La Toussaint est la récupération par l’église catholique (comme de beaucoup d’autres fêtes) de l’antique fête celte de Samain, qui correspond, dans le cycle de la nature, à l’entrée en sommeil progressive des végétaux et de certains animaux. Avec la fin des récoltes et la diminution sensible de la durée du jour, le rythme de vie ralentit, pour certains il cesse, d’où l’évocation de la mort
Les étasuniens, à partir de la fête initiale importée par les irlandais, si mes souvenirs sont exacts, en ont fait une ridicule affaire commerciale d’un goût douteux, qu’ils ont réussi à exporter en France.
Il est tellement important d’honorer nos disparus. Moi l’athée j’aime flâner dans les cimetières qu’ils soient prés des églises ou non. Chacun, chacune est parti avec ses croyances , ses valeurs rigoureuses ou plus légères liées à l’éducation ou a son caractère. Les tombes ne sont souvent que le reflet du « rang à tenir » ou hélas du « mieux possible « . Les caveaux les plus riches tout comme les sépultures les plus modestes ont en leur sein, les uns auprès des autres des personnes au passé laborieux, généreux, aimable, attentionné ou incroyablement égoïste. Certains sous le joug du qu’en-dira-ton , d’autres pour l’amour des autres (familles ou pas). A nous, en décryptant ce que nous offre la vue de ces tombes de ne pas en tirer de fausses conclusions. Mais après tout pourquoi pas,puisque c’est juste pour nous, le temps d’une balade.

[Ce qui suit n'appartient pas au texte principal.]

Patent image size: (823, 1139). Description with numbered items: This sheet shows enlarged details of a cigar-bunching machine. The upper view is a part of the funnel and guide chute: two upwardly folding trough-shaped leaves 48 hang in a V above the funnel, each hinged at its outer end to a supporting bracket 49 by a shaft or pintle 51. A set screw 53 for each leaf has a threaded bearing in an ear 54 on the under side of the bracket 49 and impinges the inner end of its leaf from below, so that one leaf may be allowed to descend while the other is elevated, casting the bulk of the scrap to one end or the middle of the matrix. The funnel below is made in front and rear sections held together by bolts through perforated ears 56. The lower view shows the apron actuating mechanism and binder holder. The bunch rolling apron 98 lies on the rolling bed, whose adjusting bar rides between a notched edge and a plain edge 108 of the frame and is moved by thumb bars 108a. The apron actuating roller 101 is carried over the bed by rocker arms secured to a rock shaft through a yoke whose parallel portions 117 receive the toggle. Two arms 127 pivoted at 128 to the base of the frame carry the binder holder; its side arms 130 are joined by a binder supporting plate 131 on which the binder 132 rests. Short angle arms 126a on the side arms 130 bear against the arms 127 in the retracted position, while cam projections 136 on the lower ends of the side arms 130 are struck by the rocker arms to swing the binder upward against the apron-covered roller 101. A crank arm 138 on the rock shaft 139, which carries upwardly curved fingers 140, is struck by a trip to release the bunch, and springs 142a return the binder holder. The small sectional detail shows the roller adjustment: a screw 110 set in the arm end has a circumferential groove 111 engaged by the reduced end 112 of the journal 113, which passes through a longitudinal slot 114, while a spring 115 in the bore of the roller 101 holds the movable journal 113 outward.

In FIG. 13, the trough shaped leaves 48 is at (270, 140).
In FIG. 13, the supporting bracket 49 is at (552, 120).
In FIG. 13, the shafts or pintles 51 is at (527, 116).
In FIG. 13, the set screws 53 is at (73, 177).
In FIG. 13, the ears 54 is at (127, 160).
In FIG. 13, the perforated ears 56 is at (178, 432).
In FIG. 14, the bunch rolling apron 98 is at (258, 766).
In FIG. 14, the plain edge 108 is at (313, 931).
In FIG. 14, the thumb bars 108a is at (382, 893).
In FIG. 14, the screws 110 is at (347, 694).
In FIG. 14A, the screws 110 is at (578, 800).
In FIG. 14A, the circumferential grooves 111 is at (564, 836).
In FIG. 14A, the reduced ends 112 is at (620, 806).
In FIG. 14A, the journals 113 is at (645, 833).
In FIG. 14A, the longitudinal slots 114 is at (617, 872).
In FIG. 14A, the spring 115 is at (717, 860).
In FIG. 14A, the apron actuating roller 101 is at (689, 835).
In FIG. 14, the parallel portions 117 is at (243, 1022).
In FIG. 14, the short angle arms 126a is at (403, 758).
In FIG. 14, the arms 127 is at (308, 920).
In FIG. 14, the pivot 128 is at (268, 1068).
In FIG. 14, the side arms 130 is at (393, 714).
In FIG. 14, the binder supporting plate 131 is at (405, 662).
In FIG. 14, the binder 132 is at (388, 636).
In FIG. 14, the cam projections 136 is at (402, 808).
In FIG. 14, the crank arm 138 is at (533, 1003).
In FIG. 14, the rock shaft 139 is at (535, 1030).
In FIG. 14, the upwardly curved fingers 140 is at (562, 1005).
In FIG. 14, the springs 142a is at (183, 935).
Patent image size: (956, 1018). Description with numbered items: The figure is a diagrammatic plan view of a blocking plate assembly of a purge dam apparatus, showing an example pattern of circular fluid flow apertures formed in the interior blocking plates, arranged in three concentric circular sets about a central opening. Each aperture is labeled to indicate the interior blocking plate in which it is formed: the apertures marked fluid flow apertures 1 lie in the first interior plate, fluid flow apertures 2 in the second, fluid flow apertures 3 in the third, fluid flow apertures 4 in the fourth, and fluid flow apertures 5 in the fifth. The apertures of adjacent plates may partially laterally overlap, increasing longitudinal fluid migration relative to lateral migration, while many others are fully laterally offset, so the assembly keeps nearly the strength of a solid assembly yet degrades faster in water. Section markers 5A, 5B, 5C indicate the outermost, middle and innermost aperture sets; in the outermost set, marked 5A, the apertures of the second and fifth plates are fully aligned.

Bonjour depuis Pertuis, Porte du Luberon
Pour notre part, nous avons choisi ce vendredi 1ernovembre pour nous rendre dans l’Hérault à Capestang, puis à St Pons de Thomières, après avoir consulté la météo pour la route principalement. Le culte des morts reste massivement célébré au 1er novembre; C’est un constat !
Cordialement à tous, Gilbert
La visite des cimetières m’est toujours apparu comme une morne corvée. Je n’ai pas besoin de m’y rendre pour évoquer le souvenir des disparus. Un objet, le rappel d’un souvenir d’un être cher, me semblent plus puissant pour rendre un hommage muet à un disparu qu’une visite un peu convenue ; mais ça se fait et ne pas sacrifier à la tradition n’est pas forcement bien vu !
« Mais les brav’ gens n’aiment pas que…
il m’est quand même arrivé de visiter des cimetières « historiques » : celui de Montparnasse, le Père Lachaise, où, c’est vrai , j’ai ressenti beaucoup d’émotion devant les monuments aux victimes d’accidents aériens ou devant le Mur des Fédérés.
Je ne veux pas occuper de place dans un cimetière, je pense aux générations futures qui auront besoin de terres agricoles à cultiver, inutile de gaspiller de la place. Que mes cendres retournent à la nature.
Poussière, tu es poussière et tu retourneras poussière…(Genèse 3-19)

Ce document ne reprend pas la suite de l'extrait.